A common algorithmic puzzle is to compare values across two arrays to see which index positions have elements that sum to a specific **target number** (e.g. 10). What makes this puzzle interesting is that the two arrays can have **different lengths**, so we must handle index out-of-bounds conditions safely to prevent our code from crashing.

Let's look at how we solve this using a simple card flipping game analogy.

Illustration of matching pairs summing to 10 across arrays
Real-World Analogy: The Card Flipping Game

Imagine you have two piles of cards lying side-by-side. Pile 1 has **6 cards** and Pile 2 has **10 cards**.

You play a game to count how many index pairs sum to exactly 10:

  • You flip the top card from both piles at the same time (index = 0). If their values sum to 10, you record a score!
  • You repeat this index-by-index down the decks.
  • When Pile 1 runs out of cards after the 6th flip, you don't stop the game. Instead, you pretend the empty slots are **0-value cards** and keep comparing them with the remaining cards in Pile 2 until both decks are exhausted.

Walkthrough of the Main Method Scenario

Let's trace how the program executes step-by-step from the entry point of the main method:

Step 1: Setting up arrays and targets

The program declares two arrays and sets the target sum to 10:

int[] firstArr = {8, 2, 6, 4, 13, 10};
int[] secondArr = {2, 8, 13, 5, 9, 4, 9, 9, 9, 5};
int target = 10;
int count = 0;
Step 2: Determining iteration length

Since we want to compare all elements, we run the loop up to the length of the larger array (10 elements):

int length = Integer.max(firstArr.length, secondArr.length); // length = 10
Step 3: Comparing and Handling Out-of-Bounds

The program runs the loop from index 0 to 9:

  • Index 0: `getNumber(firstArr, 0) + getNumber(secondArr, 0)` -> `8 + 2 = 10`. Matches! Count becomes 1.
  • Index 1: `2 + 8 = 10`. Matches! Count becomes 2.
  • Index 2: `6 + 13 = 19` (no).
  • Index 3: `4 + 5 = 9` (no).
  • Index 4: `13 + 9 = 22` (no).
  • Index 5: `10 + 4 = 14` (no).
  • Index 6: `firstArr[6]` throws an out-of-bounds error and is caught inside our `getNumber` helper, returning `0`. Result: `0 + 9 = 9` (no).
  • Index 7 to 9: Out of bounds. Returns `0`. Sums are not matching target.

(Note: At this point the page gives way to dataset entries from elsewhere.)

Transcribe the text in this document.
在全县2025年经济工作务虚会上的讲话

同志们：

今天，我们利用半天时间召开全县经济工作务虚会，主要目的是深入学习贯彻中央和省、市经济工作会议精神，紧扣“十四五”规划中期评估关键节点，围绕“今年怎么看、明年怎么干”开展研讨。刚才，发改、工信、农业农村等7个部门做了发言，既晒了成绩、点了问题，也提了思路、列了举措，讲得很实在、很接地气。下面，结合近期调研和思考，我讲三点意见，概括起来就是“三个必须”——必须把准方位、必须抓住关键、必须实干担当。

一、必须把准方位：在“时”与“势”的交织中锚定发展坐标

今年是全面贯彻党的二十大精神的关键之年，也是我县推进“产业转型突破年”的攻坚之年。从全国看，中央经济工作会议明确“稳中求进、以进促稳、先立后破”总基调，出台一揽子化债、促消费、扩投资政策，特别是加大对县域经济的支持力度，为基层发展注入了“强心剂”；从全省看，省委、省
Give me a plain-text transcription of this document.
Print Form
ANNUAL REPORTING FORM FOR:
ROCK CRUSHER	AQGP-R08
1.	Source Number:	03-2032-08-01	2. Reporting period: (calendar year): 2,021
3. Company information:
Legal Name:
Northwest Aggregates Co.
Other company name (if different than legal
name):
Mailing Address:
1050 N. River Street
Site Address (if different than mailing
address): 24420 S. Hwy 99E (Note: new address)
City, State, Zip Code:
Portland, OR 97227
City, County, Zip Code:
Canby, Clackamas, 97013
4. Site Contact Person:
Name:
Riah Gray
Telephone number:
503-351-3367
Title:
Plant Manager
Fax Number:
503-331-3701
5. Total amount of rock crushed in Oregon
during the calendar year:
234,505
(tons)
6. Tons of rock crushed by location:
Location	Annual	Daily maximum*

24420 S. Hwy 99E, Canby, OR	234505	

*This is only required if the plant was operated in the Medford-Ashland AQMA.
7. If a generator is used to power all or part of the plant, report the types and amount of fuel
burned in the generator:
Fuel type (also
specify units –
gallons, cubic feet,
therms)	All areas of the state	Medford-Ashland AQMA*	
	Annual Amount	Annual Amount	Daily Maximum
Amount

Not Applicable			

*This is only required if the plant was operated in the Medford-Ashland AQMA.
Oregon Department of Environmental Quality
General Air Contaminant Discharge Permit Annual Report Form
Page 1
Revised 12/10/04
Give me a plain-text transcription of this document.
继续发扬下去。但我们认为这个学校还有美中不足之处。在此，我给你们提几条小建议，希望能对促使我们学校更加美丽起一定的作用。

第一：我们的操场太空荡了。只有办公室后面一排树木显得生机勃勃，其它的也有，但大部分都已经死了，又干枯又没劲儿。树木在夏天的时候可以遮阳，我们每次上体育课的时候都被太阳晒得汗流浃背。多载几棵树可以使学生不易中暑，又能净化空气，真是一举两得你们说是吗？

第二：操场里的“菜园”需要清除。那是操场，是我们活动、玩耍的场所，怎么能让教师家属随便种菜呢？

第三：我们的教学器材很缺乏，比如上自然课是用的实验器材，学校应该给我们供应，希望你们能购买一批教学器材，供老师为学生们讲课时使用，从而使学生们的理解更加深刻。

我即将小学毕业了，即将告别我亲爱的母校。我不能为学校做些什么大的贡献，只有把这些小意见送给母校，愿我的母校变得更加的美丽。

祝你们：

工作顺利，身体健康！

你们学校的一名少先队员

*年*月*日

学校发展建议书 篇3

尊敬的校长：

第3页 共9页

At the end, the program prints the total matches found: **2**.

Java Implementation

Below is the complete Java code demonstrating safe index checking across arrays of differing sizes:

package io.practise.accolite;
 
public class SummingUpToN {
    public static void main(String[] args) {
        int[] firstArr = {8, 2, 6, 4, 13, 10};
        int[] secondArr = {2, 8, 13, 5, 9, 4, 9, 9, 9, 5};
        int target = 10;
        int count = 0;
 
        int length = Integer.max(firstArr.length, secondArr.length);
 
        for (int index = 0; index < length; ++index) {
            if (getNumber(firstArr, index) + getNumber(secondArr, index) == target) {
                ++count;
            }
        }
 
        System.out.println(count); // Outputs: 2
    }
 
    static int getNumber(int[] arr, int index) {
        try {
            return arr[index];
        } catch (Exception e) {
            return 0; // Safe fallback if index is out of bounds
        }
    }
}

Conclusion

By using a helper function with a try-catch block, we can safely access array elements without worrying about IndexOutOfBoundsException. If an array runs out of elements, we return a fallback value of 0, allowing the game loop to continue running smoothly to check the rest of the cards!